Spend some time with kids.
“You’d be surprised how many people I encounter who say they want to be teachers but don’t really know if they like working with children,” Lorthridge notes.
The best way to know if you have the right temperament for education is to spend time with kids, she explains. She recommends volunteering at local schools, perhaps as a room parent or aide. If that’s not an option, she suggests getting involved in children’s activities in your area, like Little League or teaching Sunday school.
Research your state’s licensing requirements.
Requirements for teaching in the public school system vary greatly by state, so it’s crucial to research your state’s rules and plan accordingly. Most states also require that you have your state teaching certificate in hand before applying for jobs, according to Lorthridge.

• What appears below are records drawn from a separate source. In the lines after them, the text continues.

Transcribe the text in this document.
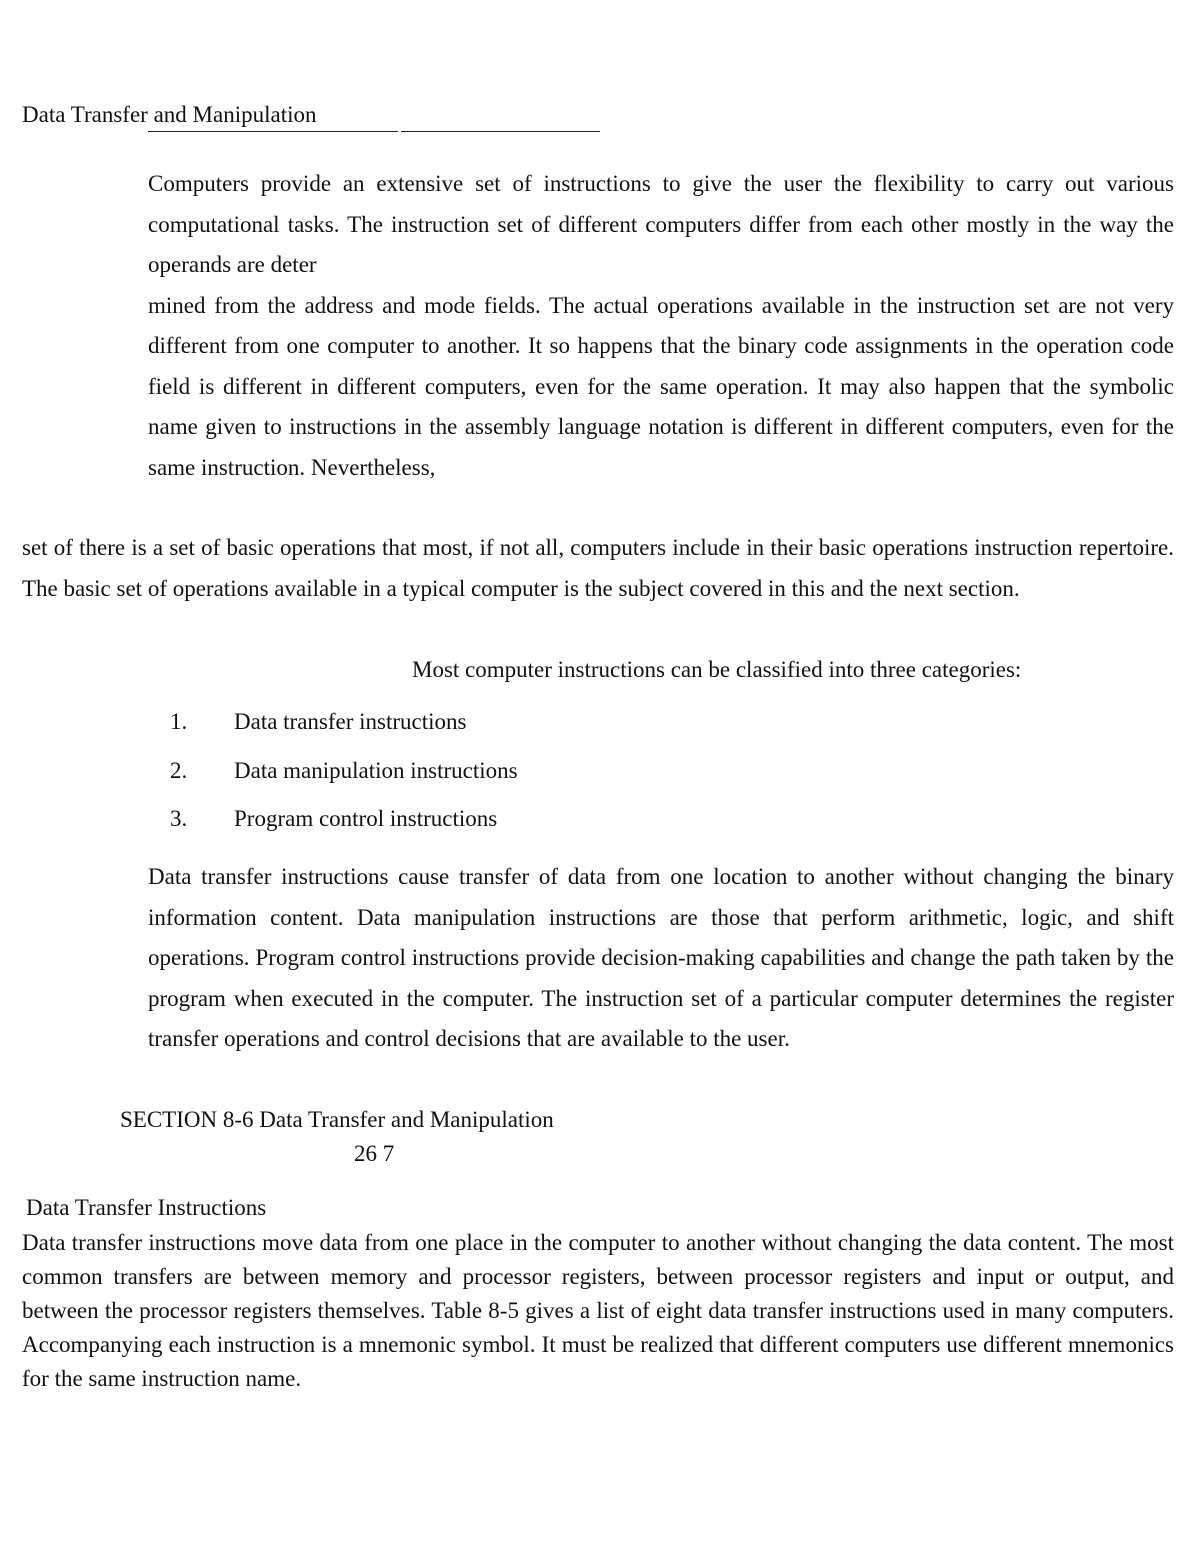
Data Transfer and Manipulation

Computers provide an extensive set of instructions to give the user the flexibility to carry out various computational tasks. The instruction set of different computers differ from each other mostly in the way the operands are deter
mined from the address and mode fields. The actual operations available in the instruction set are not very different from one computer to another. It so happens that the binary code assignments in the operation code field is different in different computers, even for the same operation. It may also happen that the symbolic name given to instructions in the assembly language notation is different in different computers, even for the same instruction. Nevertheless,

set of there is a set of basic operations that most, if not all, computers include in their basic operations instruction repertoire. The basic set of operations available in a typical computer is the subject covered in this and the next section.

Most computer instructions can be classified into three categories:
1. Data transfer instructions
2. Data manipulation instructions
3. Program control instructions

Data transfer instructions cause transfer of data from one location to another without changing the binary information content. Data manipulation instructions are those that perform arithmetic, logic, and shift operations. Program control instructions provide decision-making capabilities and change the path taken by the program when executed in the computer. The instruction set of a particular computer determines the register transfer operations and control decisions that are available to the user.

SECTION 8-6 Data Transfer and Manipulation
26 7
Data Transfer Instructions

Data transfer instructions move data from one place in the computer to another without changing the data content. The most common transfers are between memory and processor registers, between processor registers and input or output, and between the processor registers themselves. Table 8-5 gives a list of eight data transfer instructions used in many computers. Accompanying each instruction is a mnemonic symbol. It must be realized that different computers use different mnemonics for the same instruction name.
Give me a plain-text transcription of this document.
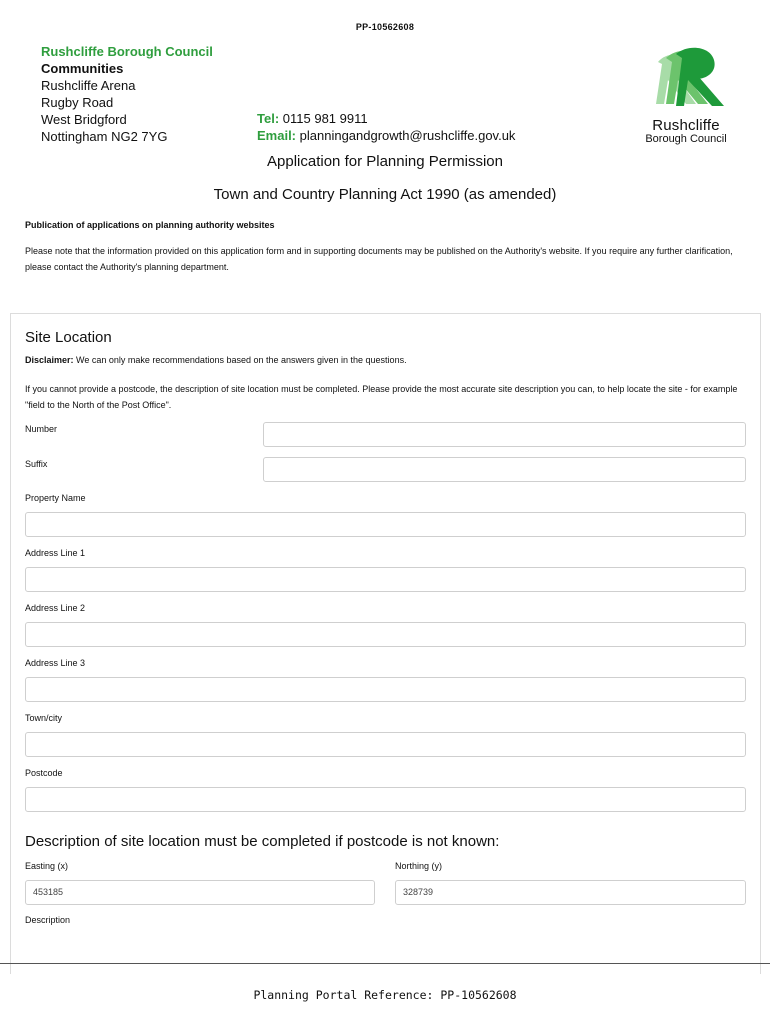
PP-10562608
Rushcliffe Borough Council
Communities
Rushcliffe Arena
Rugby Road
West Bridgford
Nottingham NG2 7YG
Tel: 0115 981 9911
Email: planningandgrowth@rushcliffe.gov.uk
Rushcliffe
Borough Council
Application for Planning Permission
Town and Country Planning Act 1990 (as amended)
Publication of applications on planning authority websites
Please note that the information provided on this application form and in supporting documents may be published on the Authority's website. If you require any further clarification, please contact the Authority's planning department.
Site Location
Disclaimer: We can only make recommendations based on the answers given in the questions.
If you cannot provide a postcode, the description of site location must be completed. Please provide the most accurate site description you can, to help locate the site - for example "field to the North of the Post Office".
Number
Suffix
Property Name
Address Line 1
Address Line 2
Address Line 3
Town/city
Postcode
Description of site location must be completed if postcode is not known:
Easting (x)
453185
Northing (y)
328739
Description
Planning Portal Reference: PP-10562608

“I always recommend that prospective teachers begin by visiting their state’s Department of Education website,” she says. “A degree alone doesn’t qualify you to teach; the certificate will.” Obtaining your certificate can require a specific combination of degrees, student teaching hours, background checks and passing standardized tests, depending on your state’s rules.
Prepare for and pass teacher exams.
Like licensing requirements, teaching examinations vary by state, but there are some general similarities, according to Lorthridge. “Most states require three exams: general knowledge, subject area and a professional educator exam,” she explains, noting that your state’s Department of Education can connect you with preparation resources.
Explore the job market.
Aspiring educators should also consider the demand in a given area, and whether their skills and interests match up with available openings, Lorthridge advises.
“Right now, there is huge national demand for science, technology and math teachers, as well as English as a second language (ESL) teachers,” Lorthridge notes, adding that many states are seeking teachers with credentials in reading or special education. “State Department of Education websites have good information about each state’s need for teachers,” she adds.
Be open to alternative career paths.
In a seniority-driven profession like teaching, your first job might not be your ideal one, Lorthridge cautions. “While your dream might be to teach kindergarten, the only available opening could be sixth grade.”
As in other respected professions, she notes, experience and professional networking will open up opportunities for advancement and attainment of your ideal placement.